If you want to learn, then learn from the best.

[li] - Check out Dan’s online articles and tips.[/li]
[li] - Check out Russ’ articles and presentations, including his sample layouts.[/li]
[li] - Cameron loves to push the edge.[/li]
[li] - Eric is da Man.[/li]
[li] - Jeffrey shows you how to design correctly.[/li][/ul]

Hijack ahead.

I was looking at that site, and was interested to see, in the design page, that one of their recent projects was designing the website for the Maryland Institute College of Art.

Before leaving Baltimore for San Diego, i taught history at MICA for two and a half years, and one of the absolute worst things about the place was the college website. Not only was it clunky and awful to navigate, but the design was an absolute embarrassment, especially given MICA’s status as one of the premier art colleges in the United States. The main nav menu was, completely inexplicably, done in Flash. It was just a regular set of links with submenus, but apparently some jackass decided that Flash would be preferable to regular HTML. And that’s just the tip of the iceberg. I can’t begin to describe all the ways it sucked.
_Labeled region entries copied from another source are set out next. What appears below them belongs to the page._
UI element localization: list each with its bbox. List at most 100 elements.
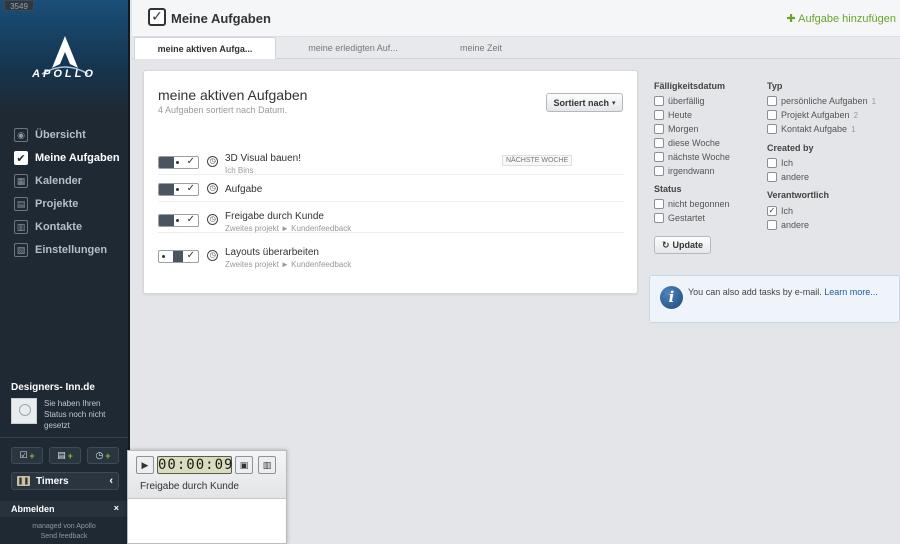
filter-resp-others[interactable]: andere: [767, 220, 809, 230]
task-title[interactable]: Aufgabe: [225, 184, 262, 195]
checkbox[interactable]: [654, 124, 664, 134]
nav-item-projekte[interactable]: ▤ Projekte: [14, 195, 78, 213]
org-name: Designers- Inn.de: [11, 382, 95, 393]
nav-item-kontakte[interactable]: ▥ Kontakte: [14, 218, 82, 236]
task-panel: meine aktiven Aufgaben 4 Aufgaben sortie…: [143, 70, 638, 294]
filter-personal-tasks[interactable]: persönliche Aufgaben 1: [767, 96, 876, 106]
close-icon[interactable]: ×: [114, 503, 119, 513]
task-row[interactable]: ✓ ◷ 3D Visual bauen! Ich Bins NÄCHSTE WO…: [158, 151, 624, 175]
chevron-left-icon: ‹: [109, 475, 113, 487]
checkbox[interactable]: [654, 96, 664, 106]
filter-status-title: Status: [654, 184, 682, 194]
nav-item-uebersicht[interactable]: ◉ Übersicht: [14, 126, 86, 144]
filter-tomorrow[interactable]: Morgen: [654, 124, 699, 134]
filter-anytime[interactable]: irgendwann: [654, 166, 715, 176]
filter-not-started[interactable]: nicht begonnen: [654, 199, 730, 209]
task-title[interactable]: Layouts überarbeiten: [225, 247, 319, 258]
clock-icon[interactable]: ◷: [207, 250, 218, 261]
settings-icon: ▧: [14, 243, 28, 257]
checkbox[interactable]: [767, 158, 777, 168]
filter-count: 1: [871, 96, 877, 106]
save-timer-button[interactable]: ▣: [235, 456, 253, 474]
quick-add-note-button[interactable]: ▤ +: [49, 447, 81, 464]
check-icon: ✓: [186, 156, 195, 167]
delete-timer-button[interactable]: ▥: [258, 456, 276, 474]
status-text[interactable]: Sie haben Ihren Status noch nicht gesetz…: [44, 398, 124, 431]
update-button[interactable]: ↻ Update: [654, 236, 711, 254]
folder-icon: ▤: [14, 197, 28, 211]
task-title[interactable]: Freigabe durch Kunde: [225, 211, 324, 222]
sort-label: Sortiert nach: [553, 97, 609, 108]
filter-created-others[interactable]: andere: [767, 172, 809, 182]
nav-label: Einstellungen: [35, 244, 108, 256]
timers-toggle[interactable]: ❚❚ Timers ‹: [11, 472, 119, 490]
learn-more-link[interactable]: Learn more...: [824, 287, 878, 297]
avatar[interactable]: [11, 398, 37, 424]
play-button[interactable]: ▶: [136, 456, 154, 474]
filter-label: andere: [781, 172, 810, 182]
logout-bar[interactable]: Abmelden ×: [0, 501, 128, 517]
add-task-button[interactable]: ✚ Aufgabe hinzufügen: [786, 12, 896, 25]
nav-item-kalender[interactable]: ▦ Kalender: [14, 172, 82, 190]
plus-icon: +: [105, 450, 111, 461]
checkbox-checked[interactable]: ✓: [767, 206, 777, 216]
sort-button[interactable]: Sortiert nach ▾: [546, 93, 623, 112]
task-row[interactable]: ✓ ◷ Aufgabe: [158, 178, 624, 202]
filter-this-week[interactable]: diese Woche: [654, 138, 720, 148]
nav-label: Meine Aufgaben: [35, 152, 120, 164]
quick-add-task-button[interactable]: ☑ +: [11, 447, 43, 464]
filter-label: persönliche Aufgaben: [781, 96, 868, 106]
task-title[interactable]: 3D Visual bauen!: [225, 153, 301, 164]
checkbox[interactable]: [654, 199, 664, 209]
task-status-toggle[interactable]: ✓: [158, 250, 199, 263]
filter-started[interactable]: Gestartet: [654, 213, 705, 223]
checkbox[interactable]: [767, 172, 777, 182]
filter-project-tasks[interactable]: Projekt Aufgaben 2: [767, 110, 858, 120]
checkbox[interactable]: [654, 138, 664, 148]
task-status-toggle[interactable]: ✓: [158, 183, 199, 196]
task-status-toggle[interactable]: ✓: [158, 156, 199, 169]
task-row[interactable]: ✓ ◷ Layouts überarbeiten Zweites projekt…: [158, 245, 624, 269]
checkbox[interactable]: [654, 213, 664, 223]
logout-label: Abmelden: [11, 504, 55, 514]
clock-icon[interactable]: ◷: [207, 214, 218, 225]
checkbox[interactable]: [654, 152, 664, 162]
filter-label: Kontakt Aufgabe: [781, 124, 848, 134]
managed-by-text: managed von Apollo: [32, 523, 96, 530]
tab-completed-tasks[interactable]: meine erledigten Auf...: [282, 37, 424, 59]
timer-task-label: Freigabe durch Kunde: [140, 481, 239, 492]
tab-active-tasks[interactable]: meine aktiven Aufga...: [134, 37, 276, 59]
clock-icon[interactable]: ◷: [207, 156, 218, 167]
task-status-toggle[interactable]: ✓: [158, 214, 199, 227]
checkbox[interactable]: [654, 110, 664, 120]
task-row[interactable]: ✓ ◷ Freigabe durch Kunde Zweites projekt…: [158, 209, 624, 233]
tab-my-time[interactable]: meine Zeit: [426, 37, 536, 59]
id-badge: 3549: [4, 0, 34, 11]
filter-resp-title: Verantwortlich: [767, 190, 830, 200]
filter-next-week[interactable]: nächste Woche: [654, 152, 730, 162]
check-icon: ✓: [186, 183, 195, 194]
clock-icon: ◷: [95, 450, 104, 460]
filter-today[interactable]: Heute: [654, 110, 692, 120]
clock-icon[interactable]: ◷: [207, 183, 218, 194]
nav-item-einstellungen[interactable]: ▧ Einstellungen: [14, 241, 107, 259]
checkbox[interactable]: [767, 96, 777, 106]
plus-icon: +: [29, 450, 35, 461]
checkbox[interactable]: [654, 166, 664, 176]
filter-overdue[interactable]: überfällig: [654, 96, 705, 106]
filter-contact-tasks[interactable]: Kontakt Aufgabe 1: [767, 124, 856, 134]
timer-popup: ▶ 00:00:09 ▣ ▥ Freigabe durch Kunde: [127, 450, 287, 544]
pause-icon: ❚❚: [17, 476, 30, 486]
feedback-link[interactable]: Send feedback: [0, 532, 128, 542]
filter-created-me[interactable]: Ich: [767, 158, 793, 168]
checkbox[interactable]: [767, 124, 777, 134]
quick-add-time-button[interactable]: ◷ +: [87, 447, 119, 464]
checkbox[interactable]: [767, 110, 777, 120]
trash-icon: ▥: [262, 459, 272, 470]
filter-label: Ich: [781, 158, 794, 168]
filter-label: Heute: [668, 110, 693, 120]
nav-item-meine-aufgaben[interactable]: ✔ Meine Aufgaben: [14, 149, 120, 167]
checkbox[interactable]: [767, 220, 777, 230]
filter-resp-me[interactable]: ✓ Ich: [767, 206, 793, 216]
update-label: Update: [672, 240, 704, 250]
The new site is a vast improvement in terms of appearance and ease of navigation, although it still seems to have the same issues with slow performance. Apparently the college decided not to spring for new servers when they got the new design.

There’s a huge difference between a fluid layout where each and every element stretches to fill the window, and a fluid design with fixed columns. Fixed columns for paragraph style text are indeed desireable, so long as you don’t make the mistake of sizing them in stupid units like pixels. Limiting the entire viewport to some arbitrarily small size like 900 pixels wide is just insane, once you add ads, navigation, callouts, and other design and content elements. Ever run into a site that was too narrow for you, and widening your browser window didn’t work for you? Well, at least there’s the ability to turn off and override stylesheets in Firefox.

What’s worse is when designers start to insist on their design over functionality. Pixel perfect placement, for example. On my work laptop’s built in screen, I have to enlarge everything (ridiculously high resolution screen – WTF??), but when docked, it has a proper 72 (close, anyway, 96) dpi monitor. I have to shrink everything back to 100% again. On some websites, the design inhibits the usability because it can’t adopt to overriding the font sizes.

Whoever said most screens are bigger than 1024x768 never worked with/for the government.

We build intranet / extranet web sites and our customers are about 98% government from local up to to national. Just about every desktop is a 17" CRT with a 1024x768 video card. A few are 17" flat panel, but the video card still stops at 1024x768.

All our web designs *must *not exhibit horizontal scrolling on a maximized 1024x768window … regardless of which browser they’re using. Ususally it’s IE6, sometimes IE7. And just enough FireFox or IE8 to keep us dev types busy.

A List Apart is a very good resource for web developers of any stripe. Several articles regarding how to build both fixed-width and fluid layouts and their pitfalls, as well as addressing each browser’s rendering idiosyncracies.